Using electronic displays to give direct aggregate feedback to staff is both equitable and fair as long as all parties agree on the definitions of the observed behavior, he adds. “If there is no dispute there, this kind of approach seems to be a very impressive attempt to try and reflect what is actually happening and show that to the people who are the actors on the stage,” he says. [They are using] this as not only an incentive to try harder but also congratulate them for doing well.” Of course, extending such surveillance into other areas potentially involving patients would open up a new set of ethical and disclosure questions.

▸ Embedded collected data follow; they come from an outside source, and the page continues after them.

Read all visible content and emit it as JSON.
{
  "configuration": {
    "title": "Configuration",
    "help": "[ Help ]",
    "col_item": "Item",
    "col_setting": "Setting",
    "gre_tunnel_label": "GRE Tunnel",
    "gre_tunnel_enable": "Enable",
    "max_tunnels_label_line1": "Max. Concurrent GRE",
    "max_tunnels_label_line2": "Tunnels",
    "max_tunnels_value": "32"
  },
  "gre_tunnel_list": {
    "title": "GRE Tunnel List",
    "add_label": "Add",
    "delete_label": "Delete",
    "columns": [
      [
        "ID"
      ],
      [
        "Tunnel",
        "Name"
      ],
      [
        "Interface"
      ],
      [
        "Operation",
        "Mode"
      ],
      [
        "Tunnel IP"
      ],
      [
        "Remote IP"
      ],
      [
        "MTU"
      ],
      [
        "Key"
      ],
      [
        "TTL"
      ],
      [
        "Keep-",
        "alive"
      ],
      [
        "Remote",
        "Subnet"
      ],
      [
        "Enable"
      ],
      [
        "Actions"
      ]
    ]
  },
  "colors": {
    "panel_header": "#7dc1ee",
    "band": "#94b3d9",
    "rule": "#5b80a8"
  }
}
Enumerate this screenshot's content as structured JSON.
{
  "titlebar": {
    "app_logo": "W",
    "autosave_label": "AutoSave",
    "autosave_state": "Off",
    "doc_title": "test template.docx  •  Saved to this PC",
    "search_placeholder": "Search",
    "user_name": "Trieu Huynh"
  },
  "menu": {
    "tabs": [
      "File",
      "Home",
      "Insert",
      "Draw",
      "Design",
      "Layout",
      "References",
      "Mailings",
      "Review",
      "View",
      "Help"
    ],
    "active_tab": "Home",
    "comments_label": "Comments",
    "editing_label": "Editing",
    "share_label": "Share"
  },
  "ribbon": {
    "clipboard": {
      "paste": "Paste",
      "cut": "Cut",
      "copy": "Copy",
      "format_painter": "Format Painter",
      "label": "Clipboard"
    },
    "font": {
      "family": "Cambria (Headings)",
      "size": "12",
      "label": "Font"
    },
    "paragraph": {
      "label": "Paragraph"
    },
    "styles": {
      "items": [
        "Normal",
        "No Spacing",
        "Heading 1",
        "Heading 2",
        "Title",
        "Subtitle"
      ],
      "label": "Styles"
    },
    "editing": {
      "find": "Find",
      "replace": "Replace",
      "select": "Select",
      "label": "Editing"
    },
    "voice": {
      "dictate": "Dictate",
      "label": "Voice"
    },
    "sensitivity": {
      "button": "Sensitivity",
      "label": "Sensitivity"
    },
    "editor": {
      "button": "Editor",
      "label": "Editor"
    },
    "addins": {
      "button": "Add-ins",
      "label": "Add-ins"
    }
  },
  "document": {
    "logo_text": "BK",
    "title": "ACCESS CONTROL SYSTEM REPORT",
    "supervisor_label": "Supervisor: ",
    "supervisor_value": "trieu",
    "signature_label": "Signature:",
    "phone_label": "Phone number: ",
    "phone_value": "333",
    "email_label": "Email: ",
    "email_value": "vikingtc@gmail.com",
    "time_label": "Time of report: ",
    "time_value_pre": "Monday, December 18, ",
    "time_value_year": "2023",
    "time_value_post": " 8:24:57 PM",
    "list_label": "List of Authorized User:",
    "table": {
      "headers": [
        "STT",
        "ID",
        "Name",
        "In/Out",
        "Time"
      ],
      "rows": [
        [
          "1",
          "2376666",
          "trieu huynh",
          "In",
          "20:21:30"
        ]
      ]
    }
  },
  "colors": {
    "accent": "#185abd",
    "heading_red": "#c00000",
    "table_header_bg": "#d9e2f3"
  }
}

However, in the current study one could certainly argue that it is better to know cameras are monitoring you than a lurking “secret shopper” of the human variety.

Reference

1. Armellino D, Hussain E, Schilling ME, et al. Using high-technology to enforce low-technology safety measures: The use of third-party remote video auditing and real-time feedback in healthcare. Clin Infect Dis Published online on November 21, 2011.